Eddie woke up with a gasp.

And then he was screaming, because the monster had somehow slipped through a dream matrix. It was here with him-in the closet-teeth clamped to his throat, poised to rip his life out. He clutched at his throat, seized the presence there, and realized he’d been frightened nearly to death by a ball of fur no bigger than one of his hands.

He ceased screaming immediately.

Still, why had the creature attached itself to his throat that way? He looked now into its strange yellow eyes and was struck by how strongly they resembled the eyes of the she-wolf thing in his dream, which were so like those of the shapeshifters that prowled the tunnels Below. The usual subliminal dream alchemy.

Yeah.

But—

He held it well away from his body, waiting for it to change into something else. A werecat, maybe. The kitten felt too substantial in his grip, stronger than something its size should be. His hands tightened instinctively around it, and he had a nearly overpowering urge to snap its little neck.
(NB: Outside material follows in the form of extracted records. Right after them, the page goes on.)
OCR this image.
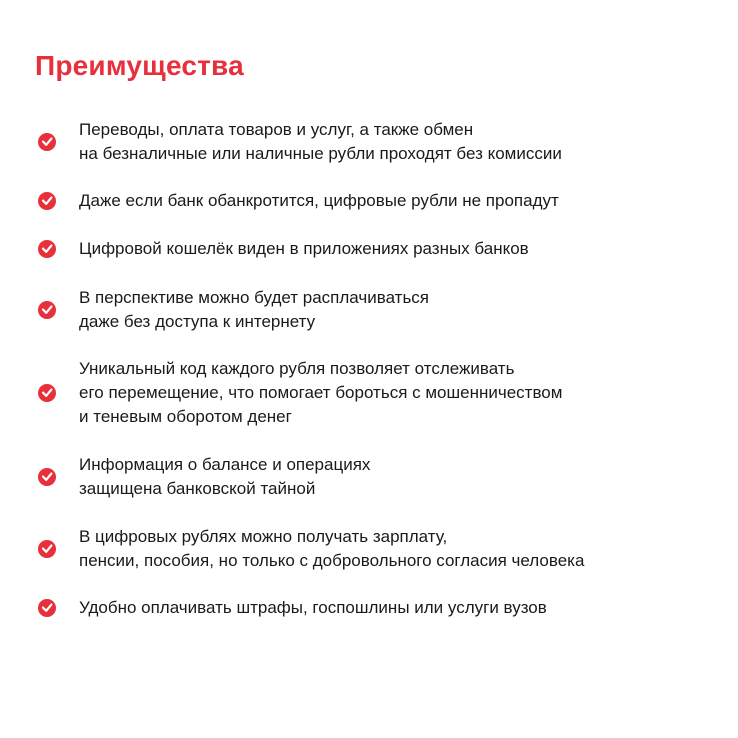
Преимущества
Переводы, оплата товаров и услуг, а также обмен
на безналичные или наличные рубли проходят без комиссии
Даже если банк обанкротится, цифровые рубли не пропадут
Цифровой кошелёк виден в приложениях разных банков
В перспективе можно будет расплачиваться
даже без доступа к интернету
Уникальный код каждого рубля позволяет отслеживать
его перемещение, что помогает бороться с мошенничеством
и теневым оборотом денег
Информация о балансе и операциях
защищена банковской тайной
В цифровых рублях можно получать зарплату,
пенсии, пособия, но только с добровольного согласия человека
Удобно оплачивать штрафы, госпошлины или услуги вузов
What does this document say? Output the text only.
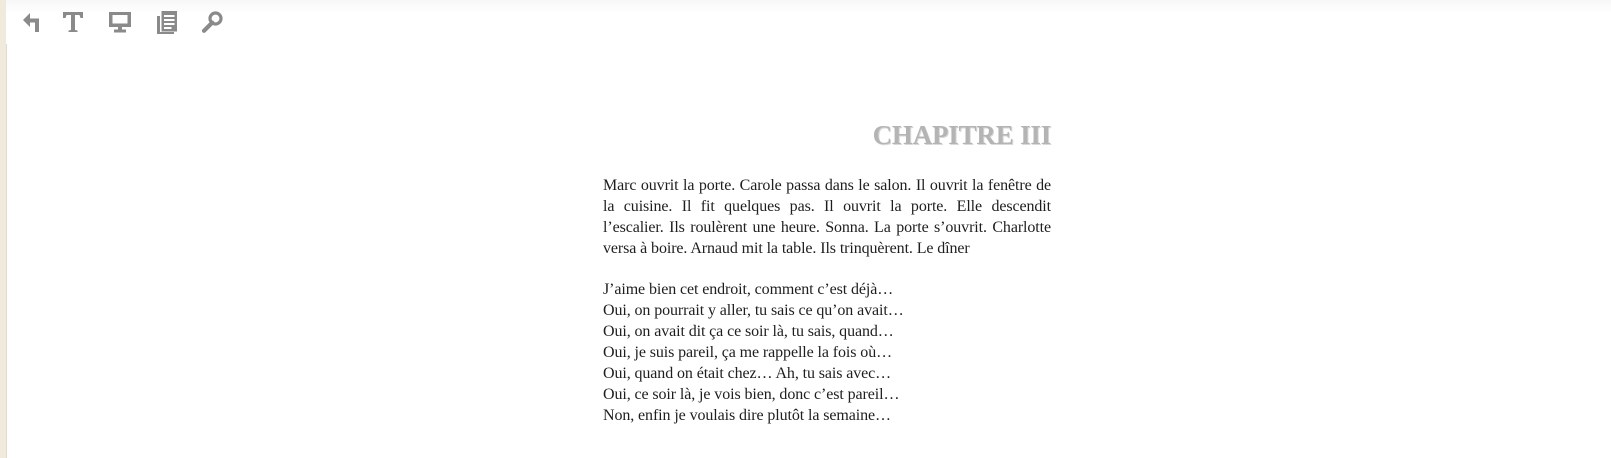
CHAPITRE III

Marc ouvrit la porte. Carole passa dans le salon. Il ouvrit la fenêtre de la cuisine. Il fit quelques pas. Il ouvrit la porte. Elle descendit l’escalier. Ils roulèrent une heure. Sonna. La porte s’ouvrit. Charlotte versa à boire. Arnaud mit la table. Ils trinquèrent. Le dîner

J’aime bien cet endroit, comment c’est déjà…
Oui, on pourrait y aller, tu sais ce qu’on avait…
Oui, on avait dit ça ce soir là, tu sais, quand…
Oui, je suis pareil, ça me rappelle la fois où…
Oui, quand on était chez… Ah, tu sais avec…
Oui, ce soir là, je vois bien, donc c’est pareil…
Non, enfin je voulais dire plutôt la semaine…
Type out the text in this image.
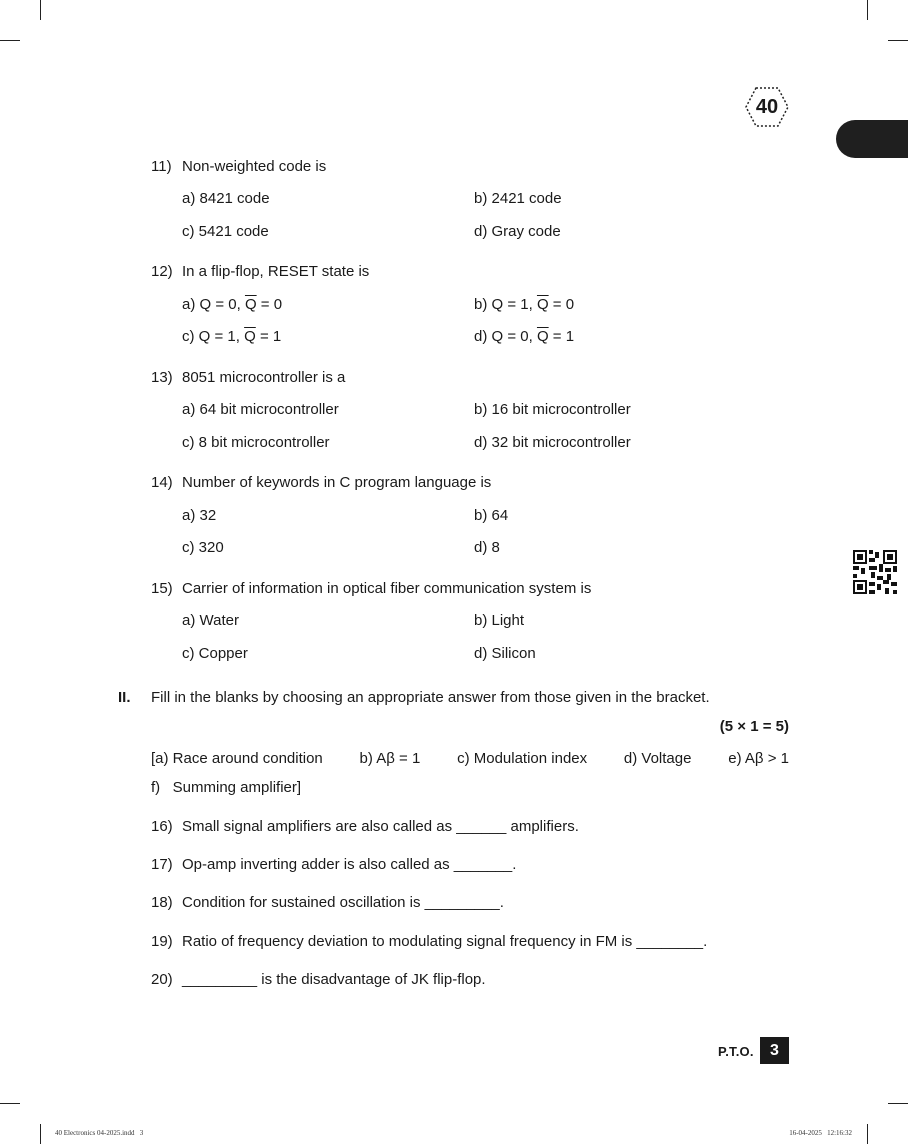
40
11) Non-weighted code is
a) 8421 code	b) 2421 code
c) 5421 code	d) Gray code
12) In a flip-flop, RESET state is
a) Q = 0, $\overline{Q} = 0$	b) Q = 1, $\overline{Q} = 0$
c) Q = 1, $\overline{Q} = 1$	d) Q = 0, $\overline{Q} = 1$
13) 8051 microcontroller is a
a) 64 bit microcontroller	b) 16 bit microcontroller
c) 8 bit microcontroller	d) 32 bit microcontroller
14) Number of keywords in C program language is
a) 32	b) 64
c) 320	d) 8
15) Carrier of information in optical fiber communication system is
a) Water	b) Light
c) Copper	d) Silicon
II. Fill in the blanks by choosing an appropriate answer from those given in the bracket.
(5 × 1 = 5)
[a) Race around condition b) Aβ = 1 c) Modulation index d) Voltage e) Aβ > 1
f)   Summing amplifier]
16) Small signal amplifiers are also called as ______ amplifiers.
17) Op-amp inverting adder is also called as _______.
18) Condition for sustained oscillation is _________.
19) Ratio of frequency deviation to modulating signal frequency in FM is ________.
20) _________ is the disadvantage of JK flip-flop.
P.T.O.	3
40 Electronics 04-2025.indd   3	16-04-2025   12:16:32
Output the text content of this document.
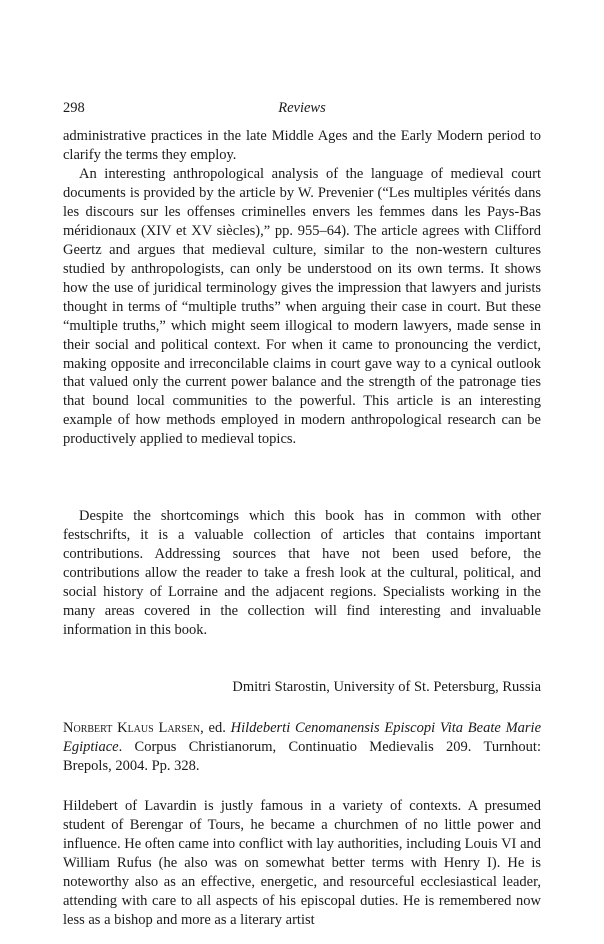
298	Reviews

administrative practices in the late Middle Ages and the Early Modern period to clarify the terms they employ.

An interesting anthropological analysis of the language of medieval court documents is provided by the article by W. Prevenier (“Les multiples vérités dans les discours sur les offenses criminelles envers les femmes dans les Pays-Bas méridionaux (XIV et XV siècles),” pp. 955–64). The article agrees with Clifford Geertz and argues that medieval culture, similar to the non-western cultures studied by anthropologists, can only be understood on its own terms. It shows how the use of juridical terminology gives the impression that lawyers and jurists thought in terms of “multiple truths” when arguing their case in court. But these “multiple truths,” which might seem illogical to modern lawyers, made sense in their social and political context. For when it came to pronouncing the verdict, making opposite and irreconcilable claims in court gave way to a cynical outlook that valued only the current power balance and the strength of the patronage ties that bound local communities to the powerful. This article is an interesting example of how methods employed in modern anthropological research can be productively applied to medieval topics.

Despite the shortcomings which this book has in common with other festschrifts, it is a valuable collection of articles that contains important contributions. Addressing sources that have not been used before, the contributions allow the reader to take a fresh look at the cultural, political, and social history of Lorraine and the adjacent regions. Specialists working in the many areas covered in the collection will find interesting and invaluable information in this book.

Dmitri Starostin, University of St. Petersburg, Russia

Norbert Klaus Larsen, ed. Hildeberti Cenomanensis Episcopi Vita Beate Marie Egiptiace. Corpus Christianorum, Continuatio Medievalis 209. Turnhout: Brepols, 2004. Pp. 328.

Hildebert of Lavardin is justly famous in a variety of contexts. A presumed student of Berengar of Tours, he became a churchmen of no little power and influence. He often came into conflict with lay authorities, including Louis VI and William Rufus (he also was on somewhat better terms with Henry I). He is noteworthy also as an effective, energetic, and resourceful ecclesiastical leader, attending with care to all aspects of his episcopal duties. He is remembered now less as a bishop and more as a literary artist
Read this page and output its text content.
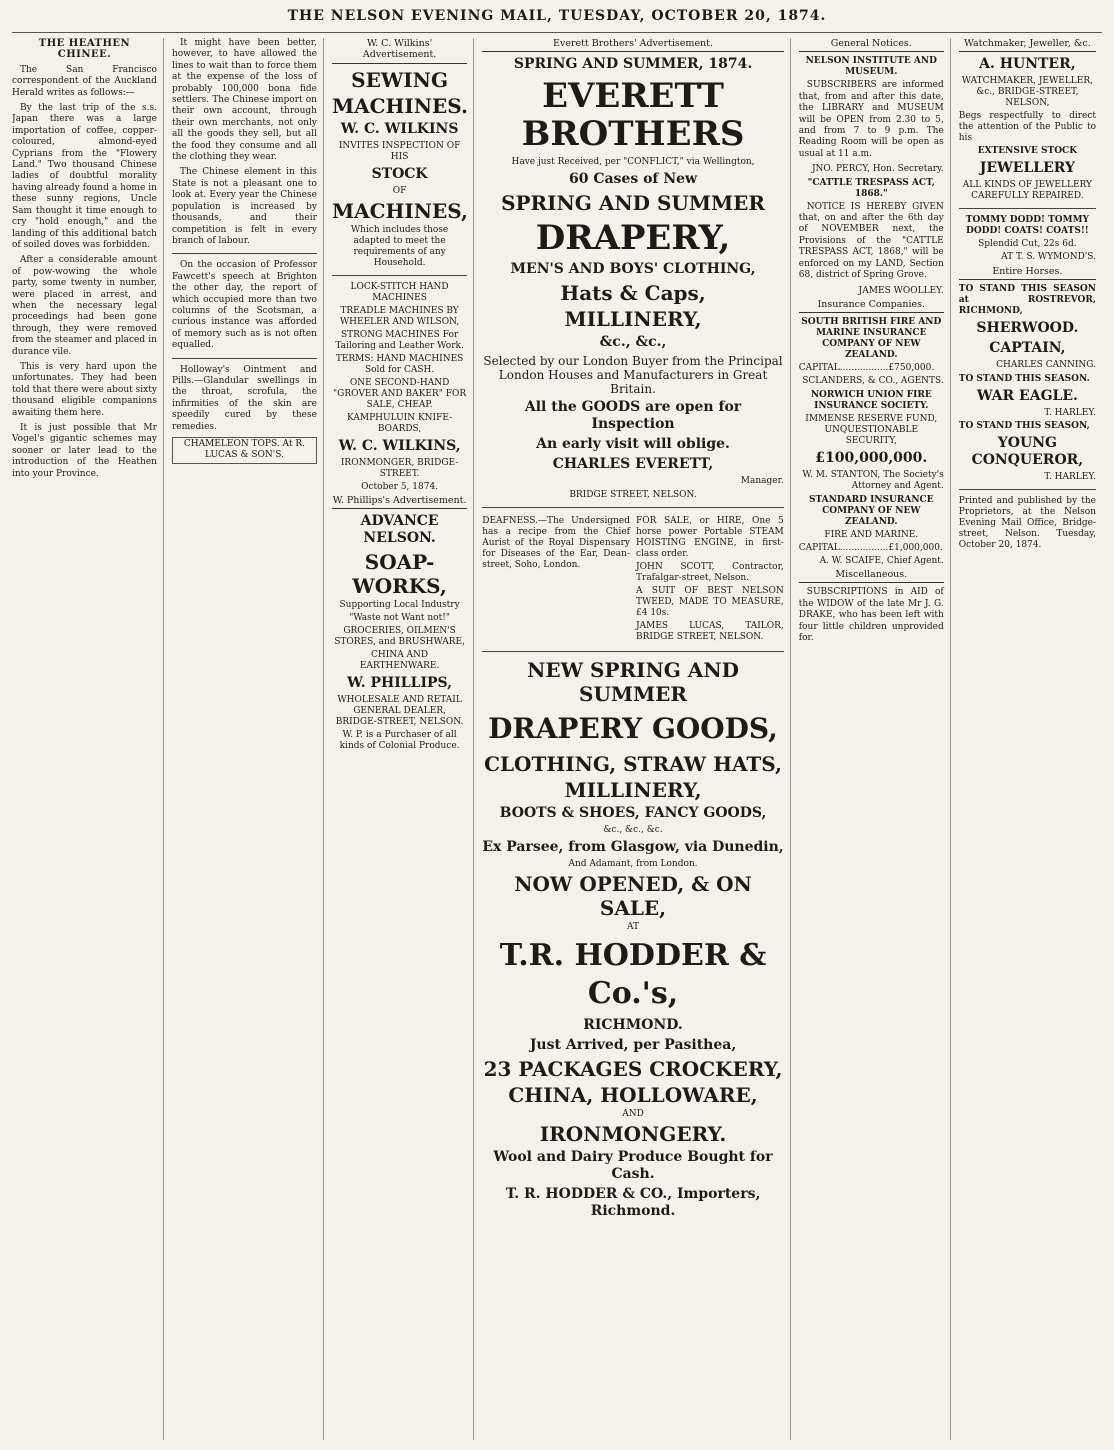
THE NELSON EVENING MAIL, TUESDAY, OCTOBER 20, 1874.
THE HEATHEN CHINEE.

The San Francisco correspondent of the Auckland Herald writes as follows:—

By the last trip of the s.s. Japan there was a large importation of coffee, copper-coloured, almond-eyed Cyprians from the "Flowery Land." Two thousand Chinese ladies of doubtful morality having already found a home in these sunny regions, Uncle Sam thought it time enough to cry "hold enough," and the landing of this additional batch of soiled doves was forbidden.

After a considerable amount of pow-wowing the whole party, some twenty in number, were placed in arrest, and when the necessary legal proceedings had been gone through, they were removed from the steamer and placed in durance vile.

This is very hard upon the unfortunates. They had been told that there were about sixty thousand eligible companions awaiting them here.

It is just possible that Mr Vogel's gigantic schemes may sooner or later lead to the introduction of the Heathen into your Province.

It might have been better, however, to have allowed the lines to wait than to force them at the expense of the loss of probably 100,000 bona fide settlers. The Chinese import on their own account, through their own merchants, not only all the goods they sell, but all the food they consume and all the clothing they wear.

The Chinese element in this State is not a pleasant one to look at. Every year the Chinese population is increased by thousands, and their competition is felt in every branch of labour.

On the occasion of Professor Fawcett's speech at Brighton the other day, the report of which occupied more than two columns of the Scotsman, a curious instance was afforded of memory such as is not often equalled.

Holloway's Ointment and Pills.—Glandular swellings in the throat, scrofula, the infirmities of the skin are speedily cured by these remedies.

CHAMELEON TOPS. At R. LUCAS & SON'S.
W. C. Wilkins' Advertisement.
SEWING
MACHINES.
W. C. WILKINS
INVITES INSPECTION OF HIS
STOCK
OF
MACHINES,
Which includes those adapted to meet the requirements of any Household.
LOCK-STITCH HAND MACHINES
TREADLE MACHINES BY WHEELER AND WILSON,
STRONG MACHINES For Tailoring and Leather Work.
TERMS: HAND MACHINES Sold for CASH.
ONE SECOND-HAND "GROVER AND BAKER" FOR SALE, CHEAP.
KAMPHULUIN KNIFE-BOARDS,
W. C. WILKINS,
IRONMONGER, BRIDGE-STREET.
October 5, 1874.
W. Phillips's Advertisement.
ADVANCE NELSON.
SOAP-WORKS,
Supporting Local Industry
"Waste not Want not!"
GROCERIES, OILMEN'S STORES, and BRUSHWARE,
CHINA AND EARTHENWARE.
W. PHILLIPS,
WHOLESALE AND RETAIL GENERAL DEALER, BRIDGE-STREET, NELSON.
W. P. is a Purchaser of all kinds of Colonial Produce.
Everett Brothers' Advertisement.
SPRING AND SUMMER, 1874.
EVERETT BROTHERS
Have just Received, per "CONFLICT," via Wellington,
60 Cases of New
SPRING AND SUMMER
DRAPERY,
MEN'S AND BOYS' CLOTHING,
Hats & Caps,
MILLINERY,
&c., &c.,
Selected by our London Buyer from the Principal London Houses and Manufacturers in Great Britain.
All the GOODS are open for Inspection
An early visit will oblige.
CHARLES EVERETT,
Manager.
BRIDGE STREET, NELSON.
DEAFNESS.—The Undersigned has a recipe from the Chief Aurist of the Royal Dispensary for Diseases of the Ear, Dean-street, Soho, London.
FOR SALE, or HIRE, One 5 horse power Portable STEAM HOISTING ENGINE, in first-class order.
JOHN SCOTT, Contractor, Trafalgar-street, Nelson.
A SUIT OF BEST NELSON TWEED, MADE TO MEASURE, £4 10s.
JAMES LUCAS, TAILOR, BRIDGE STREET, NELSON.
NEW SPRING AND SUMMER
DRAPERY GOODS,
CLOTHING, STRAW HATS,
MILLINERY,
BOOTS & SHOES, FANCY GOODS,
&c., &c., &c.
Ex Parsee, from Glasgow, via Dunedin,
And Adamant, from London.
NOW OPENED, & ON SALE,
AT
T.R. HODDER & Co.'s,
RICHMOND.
Just Arrived, per Pasithea,
23 PACKAGES CROCKERY,
CHINA, HOLLOWARE,
AND
IRONMONGERY.
Wool and Dairy Produce Bought for Cash.
T. R. HODDER & CO., Importers, Richmond.
General Notices.
NELSON INSTITUTE AND MUSEUM.

SUBSCRIBERS are informed that, from and after this date, the LIBRARY and MUSEUM will be OPEN from 2.30 to 5, and from 7 to 9 p.m. The Reading Room will be open as usual at 11 a.m.

JNO. PERCY, Hon. Secretary.
"CATTLE TRESPASS ACT, 1868."

NOTICE IS HEREBY GIVEN that, on and after the 6th day of NOVEMBER next, the Provisions of the "CATTLE TRESPASS ACT, 1868," will be enforced on my LAND, Section 68, district of Spring Grove.

JAMES WOOLLEY.
Insurance Companies.
SOUTH BRITISH FIRE AND MARINE INSURANCE COMPANY OF NEW ZEALAND.
CAPITAL.................£750,000.
SCLANDERS, & CO., AGENTS.
NORWICH UNION FIRE INSURANCE SOCIETY.
IMMENSE RESERVE FUND, UNQUESTIONABLE SECURITY,
£100,000,000.
W. M. STANTON, The Society's Attorney and Agent.
STANDARD INSURANCE COMPANY OF NEW ZEALAND.
FIRE AND MARINE.
CAPITAL.................£1,000,000.
A. W. SCAIFE, Chief Agent.
Miscellaneous.

SUBSCRIPTIONS in AID of the WIDOW of the late Mr J. G. DRAKE, who has been left with four little children unprovided for.

Watchmaker, Jeweller, &c.
A. HUNTER,
WATCHMAKER, JEWELLER, &c., BRIDGE-STREET, NELSON,
Begs respectfully to direct the attention of the Public to his
EXTENSIVE STOCK
JEWELLERY
ALL KINDS OF JEWELLERY CAREFULLY REPAIRED.
TOMMY DODD! TOMMY DODD! COATS! COATS!!
Splendid Cut, 22s 6d.
AT T. S. WYMOND'S.
Entire Horses.
TO STAND THIS SEASON at ROSTREVOR, RICHMOND,
SHERWOOD.
CAPTAIN,
CHARLES CANNING.
TO STAND THIS SEASON.
WAR EAGLE.
T. HARLEY.
TO STAND THIS SEASON,
YOUNG CONQUEROR,
T. HARLEY.
Printed and published by the Proprietors, at the Nelson Evening Mail Office, Bridge-street, Nelson. Tuesday, October 20, 1874.
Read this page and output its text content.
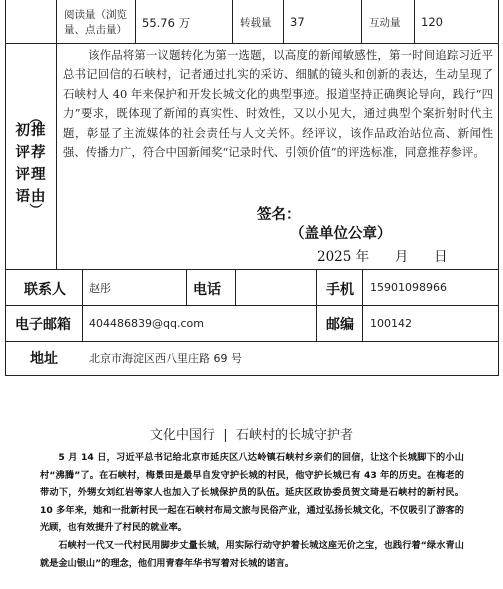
阅读量（浏览量、点击量）	55.76 万	转载量 37	互动量 120
（
初推评荐评理语由
）

该作品将第一议题转化为第一选题，以高度的新闻敏感性，第一时间追踪习近平总书记回信的石峡村，记者通过扎实的采访、细腻的镜头和创新的表达，生动呈现了石峡村人 40 年来保护和开发长城文化的典型事迹。报道坚持正确舆论导向，践行“四力”要求，既体现了新闻的真实性、时效性，又以小见大，通过典型个案折射时代主题，彰显了主流媒体的社会责任与人文关怀。经评议，该作品政治站位高、新闻性强、传播力广，符合中国新闻奖“记录时代、引领价值”的评选标准，同意推荐参评。

签名：
（盖单位公章）
2025 年      月      日
联系人 赵彤	电话	手机 15901098966
电子邮箱 404486839@qq.com	邮编 100142
地址	北京市海淀区西八里庄路 69 号
文化中国行  |  石峡村的长城守护者

5 月 14 日，习近平总书记给北京市延庆区八达岭镇石峡村乡亲们的回信，让这个长城脚下的小山村“沸腾”了。在石峡村，梅景田是最早自发守护长城的村民，他守护长城已有 43 年的历史。在梅老的带动下，外甥女刘红岩等家人也加入了长城保护员的队伍。延庆区政协委员贺文琦是石峡村的新村民。10 多年来，她和一批新村民一起在石峡村布局文旅与民俗产业，通过弘扬长城文化，不仅吸引了游客的光顾，也有效提升了村民的就业率。

石峡村一代又一代村民用脚步丈量长城，用实际行动守护着长城这座无价之宝，也践行着“绿水青山就是金山银山”的理念，他们用青春年华书写着对长城的诺言。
The animal seemed to sense his intent.

It hissed and thrashed in his grip.

There was an instant when it almost slipped free, but he caught it about the neck and began to choke it. The hell with it. He had to kill the goddamn thing.

Then, just as he began to feel cartilage give way beneath his strong hands, the closet was flooded with light. Eddie blinked. He sensed a physical presence rushing into the room. Panic gripped him, instilled a renewed urge to flee, but there was nowhere to go this time. The row of dresses he was hiding behind was swept back. The beautiful mute girl glared down at him, her eyes gleaming with a fury that made Eddie gulp, and she ripped the cat free of his grip.

There goes my insurance policy, Eddie thought.

The girl glared at him another time, then shifted her attention to the kitten, whose demeanor had undergone a radical change. A loud purring emanated from its throat. The girl held it close and made strange cooing noises at it.

A dark thought occurred to Eddie-he might have to kill the girl. He tried to picture himself doing it. Perhaps with some blunt instrument in the room. The idea repulsed him. Maybe he would do it-if given no other choice-but a very large part of him doubted his ability to kill her. Bashing in a woman’s skull, especially that of a very young woman, would put him in league with the sleazy likes of Ted Bundy.

And Eddie had already lost quite enough of his humanity and self-respect, thank you.

He realized the girl was staring at him, an expression of cold calculation evident in the set of her features. Then she wheeled about on her heels, the train of the long dress swishing about as she moved, and was gone from the closet. The part of his mind that valued survival above all else went into a state of high alert. He should get to his feet, charge after the little bitch, and take her down.